One of the big differences between the two cases, which may have led to the vastly different outcomes, was the way the breach was communicated to customers. Target waited a week to notify customers after it had confirmed that their payment system had been breached. Home Depot, on the other hand, notified its customer of a possible breach before it was confirmed by its investigation and forensics team. Home Depot also offered free credit services to affected customers who used their payment card as early as April of 2014.

3. Heartland Payment Systems Breach (2008)

In January of 2009, Heartland announced a massive breach in its payment card processing system that exposed payment card information of over 100 million individuals (some estimates put the number closer to 130 million cards) across 650 financial services companies. At the time, it was the largest ever breach of card data.

One of the things Heartland did differently was instead of focusing on the breach itself, it decided to raise awareness among its consumers of data breaches. Heartland took several steps to open communication between companies who face data breaches in order to learn from each situation. “Payment processors should, for the betterment of our industry, share what happened,” Bob Carr, the then CEO of Heartland, would go on to say in an interview. In an effort to help avoid the same fate of other payment processors, Heartland founded the Payments Processing Information Sharing Council, an unprecedented move for a company who experienced a massive breach.

A few months after the breach, Heartland launched their E3 solution, an end-to-end encryption technology built to protect credit and debit card data at the moment the card is swiped.
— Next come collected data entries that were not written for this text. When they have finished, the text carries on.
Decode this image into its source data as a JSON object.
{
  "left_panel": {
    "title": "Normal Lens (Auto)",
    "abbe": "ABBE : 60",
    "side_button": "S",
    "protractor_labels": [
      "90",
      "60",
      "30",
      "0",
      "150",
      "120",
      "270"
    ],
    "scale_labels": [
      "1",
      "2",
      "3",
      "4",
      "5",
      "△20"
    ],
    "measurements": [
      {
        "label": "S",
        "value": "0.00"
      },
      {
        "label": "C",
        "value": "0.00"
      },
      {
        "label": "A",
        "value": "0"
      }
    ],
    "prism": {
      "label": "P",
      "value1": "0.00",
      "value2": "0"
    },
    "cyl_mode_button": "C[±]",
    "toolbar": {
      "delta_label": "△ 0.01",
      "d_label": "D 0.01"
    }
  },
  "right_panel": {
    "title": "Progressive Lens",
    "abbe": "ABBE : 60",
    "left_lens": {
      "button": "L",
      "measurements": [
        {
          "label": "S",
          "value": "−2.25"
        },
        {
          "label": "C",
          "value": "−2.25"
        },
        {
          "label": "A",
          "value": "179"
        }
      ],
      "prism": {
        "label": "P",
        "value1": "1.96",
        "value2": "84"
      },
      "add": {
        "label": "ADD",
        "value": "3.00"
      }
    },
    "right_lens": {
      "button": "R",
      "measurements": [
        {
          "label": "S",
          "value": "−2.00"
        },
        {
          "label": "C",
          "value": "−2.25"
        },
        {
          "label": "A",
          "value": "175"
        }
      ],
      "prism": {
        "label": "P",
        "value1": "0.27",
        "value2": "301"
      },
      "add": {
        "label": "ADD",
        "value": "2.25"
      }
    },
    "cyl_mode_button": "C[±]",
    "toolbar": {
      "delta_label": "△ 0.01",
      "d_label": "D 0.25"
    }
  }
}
In reaction to Heartland’s new security measures, which was the first of its kind in the U.S., Gartner Analyst Avivah Litan remarked Heartland “is basically leading the way for the rest of the industry.”

Heartland’s response to the breach led other processors such as Wordplay US to introduce similar end-to-end encryption. Heartland followed this up by launching Heartland Secure, which combined end-to-end encryption, tokenization technology, and EMV electronic chip card technology to protect consumers and business owners against card-present data fraud and credit card breach.
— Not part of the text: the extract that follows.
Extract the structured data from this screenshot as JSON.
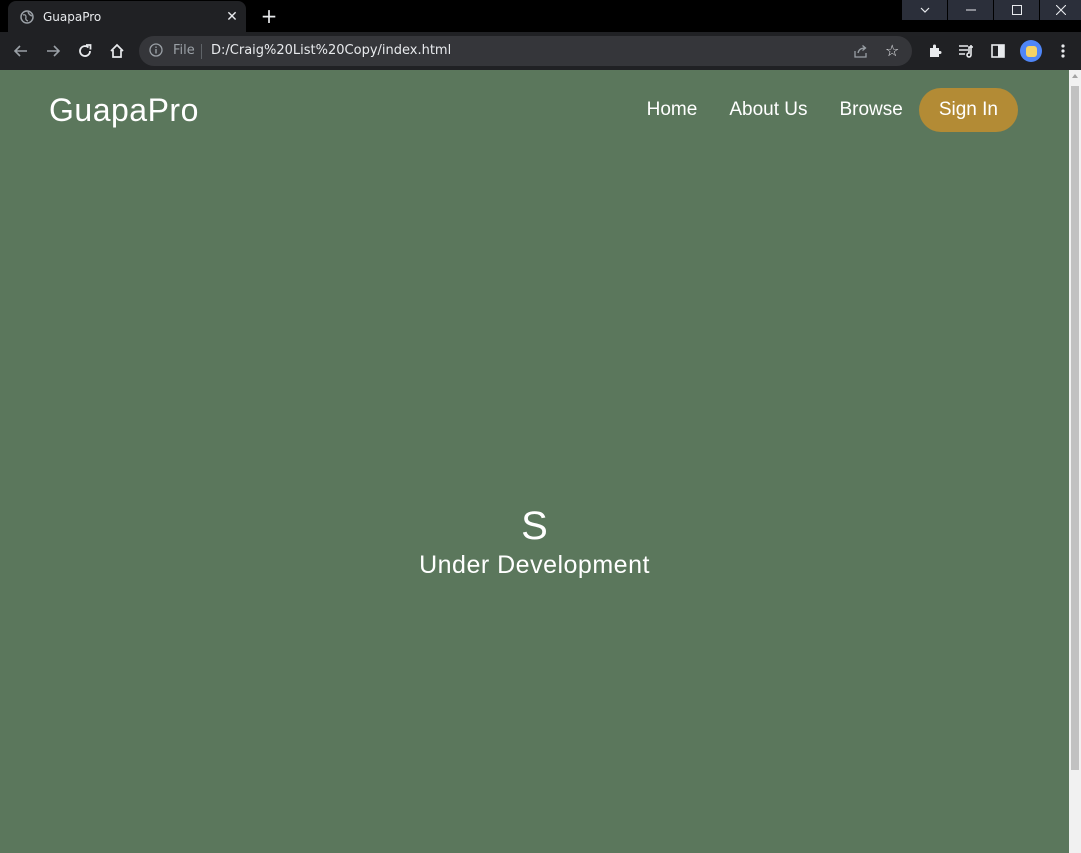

4. Lockheed Martin Non-Breach (2011)

In early 2011, EMC’s security division, RSA, discovered a massive data breach that resulted in stolen information relating to SecurID two-factor authentication, a product sold by RSA.
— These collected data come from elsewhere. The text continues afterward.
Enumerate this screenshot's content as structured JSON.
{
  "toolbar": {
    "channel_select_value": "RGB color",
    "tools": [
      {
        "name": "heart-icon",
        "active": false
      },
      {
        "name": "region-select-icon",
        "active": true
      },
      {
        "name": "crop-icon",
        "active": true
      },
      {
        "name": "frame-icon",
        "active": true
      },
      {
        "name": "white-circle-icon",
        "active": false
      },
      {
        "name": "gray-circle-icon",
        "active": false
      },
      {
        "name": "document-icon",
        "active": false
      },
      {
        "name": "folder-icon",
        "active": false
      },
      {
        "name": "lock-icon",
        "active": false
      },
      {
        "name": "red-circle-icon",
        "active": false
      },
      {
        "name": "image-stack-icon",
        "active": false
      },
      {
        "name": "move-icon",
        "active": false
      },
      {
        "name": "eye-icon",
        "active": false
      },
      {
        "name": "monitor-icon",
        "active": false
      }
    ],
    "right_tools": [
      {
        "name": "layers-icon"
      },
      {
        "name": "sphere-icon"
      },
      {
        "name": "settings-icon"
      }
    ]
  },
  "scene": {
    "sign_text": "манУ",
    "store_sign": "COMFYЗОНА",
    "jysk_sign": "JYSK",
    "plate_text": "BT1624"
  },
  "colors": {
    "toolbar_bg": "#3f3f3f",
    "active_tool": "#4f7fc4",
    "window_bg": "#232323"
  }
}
Soon after, Lockheed Martin, a leading defense contractor, discovered an intruder in its network using credentials acquired from the RSA breach. To be clear, no data was stolen during the breach, in part because the breach was discovered so quickly. The response to the breach was as equally impressive as the speed with which Lockheed discovered the breach.

When Target’s point-of-sale payment system was breached, the intruder triggered an alarm, which was promptly ignored by Target’s IT security team. Lockheed Martin nearly suffered the same fate. “We almost missed it,” said Steven Adegbite, the then Director of Cybersecurity for the company, “we thought at first it was a new person in the department… but then it became really interesting.”

Once Lockheed noticed the anomalous behavior of the intruder, they responded by deploying their homemade framework named “cyber kill chain.” With this, Lockheed was able to track every movement of the intruder and raised an obstacle in front of every attempt at stealing data from Lockheed’s network.

While most incident responses focus on the activities one must do after data has been stolen, one key element of an effective incident response is the discovering of a breach as early as possible so as to minimize the damage. The “kill chain” framework, adopted by Lockheed, implies Lockheed adhered to the philosophy of “assume breach,” and it helped protect their network.